I remind myself that This IS It. This is the moment I get to experience myself fully, to let go of the past and the future and celebrate what I most deeply am right now. Without the energy to move objects around and convince myself I was shaping life according to my own designs, stripped of the ability to manipulate the situation and make myself come out looking fine, I was forced to rely on what I was rather than what I was able to do to create what I wanted my life to be. I turned to Barbara's question, Barbara's magic question: What did I want to create. And I realized, I experienced, I didn't have to do anything to create love. It wasn't nearly as important that I wasn't strong enough to make dinner or shower more than twice a week as it was how I didn't make dinner or shower. I could not do all the things I was completely unable to do with the deep love I felt for myself, for the strength I had shown, for my ability to forgive myself for everything I had tried and tried and tried to do even when it might have been better not to do anything at all. I could not take my son to basketball practice and not even go to his games with the deep love I felt for him and his incredible energy, humor and optimism, his caring and common sense. I could not make my daughter's school lunch or offer my share of sleepovers with her friends out of the deep love I felt for her, her kindness, her gentleness, her sensitivity, her powerful hard work and devotion. I could let my children know they would have to wash their own clothes in the sense of all that love.
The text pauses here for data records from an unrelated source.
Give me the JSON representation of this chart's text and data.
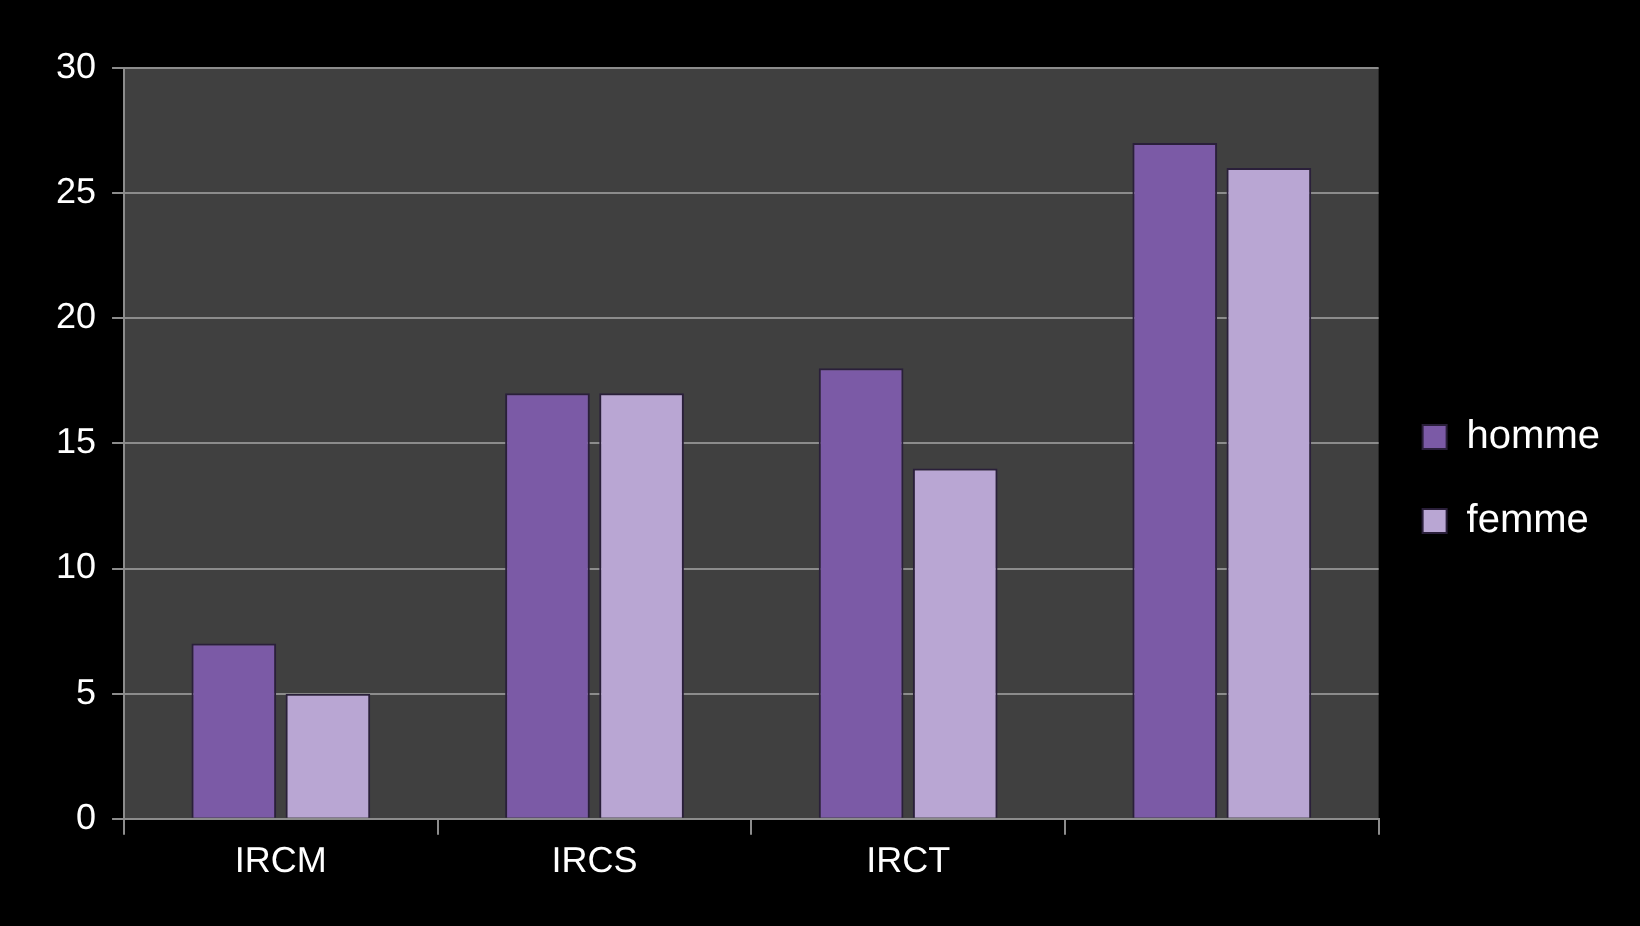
{
  "chart_data": {
    "type": "bar",
    "categories": [
      "IRCM",
      "IRCS",
      "IRCT",
      null
    ],
    "series": [
      {
        "name": "homme",
        "color": "#7b5aa6",
        "values": [
          7,
          17,
          18,
          27
        ]
      },
      {
        "name": "femme",
        "color": "#b9a6d3",
        "values": [
          5,
          17,
          14,
          26
        ]
      }
    ],
    "ylim": [
      0,
      30
    ],
    "yticks": [
      0,
      5,
      10,
      15,
      20,
      25,
      30
    ],
    "grid": "y",
    "legend": "right"
  }
}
I could let them know it was going to be make-your-own-sandwich for dinner again and maybe we'd make it a picnic in my bed for as many months as it needed to be so and we'd be better and stronger and happier than before if we made and ate those sandwiches in love.
I've learned the truth of my own words: Healing may be painful. It may be slow. It may not look like a friend. Healing, after all, is not the same as curing. Healing does not mean going back to the way things were before, but rather allowing what is now, what we are experiencing, to move us closer to God, to what we want to create. Love, it seems, doesn't go where I put it. It comes where it is felt and when it is felt, it grows, and when it grows it goes absolutely everywhere. "…[W]riters write, painters paint, composers compose, photographers photograph, and dancers dance," observes Oriah Mountain Dreamer. And we, you and I, we add our creative energy to the cooking, cleaning, decorating, problem solving, relationship building, love-making and perhaps most importantly the just being of every day life. These acts, when done with reverence and in the spirit of what we most deeply want to create, are our ultimate creative acts.
Benediction:
"Thanks, Robert Frost" by David
Ray
Do you have hope for the future?
Someone asked Robert Frost, toward the end.
Yes, and even for the past, he replied,
That it will turn out to have been all right
For what it was, something we can accept,
Mistakes made by the selves we had to be,
not able to be, perhaps, what we wished,
or what looking back half the time it seems
we could so easily have been, or ought…
The future, yes, and even the past,
That it will becomes something we can bear.
And I too, and my children, so I hope,
will recall as not too heavy the tug
of those albatrosses I sadly placed
upon their necks. Hope for the past,
yes, old Frost, your words provide that courage
and it brings strange peace that itself passes
into past, easier to bear because
you said it, rather casually, as snow
went on falling in Vermont years ago.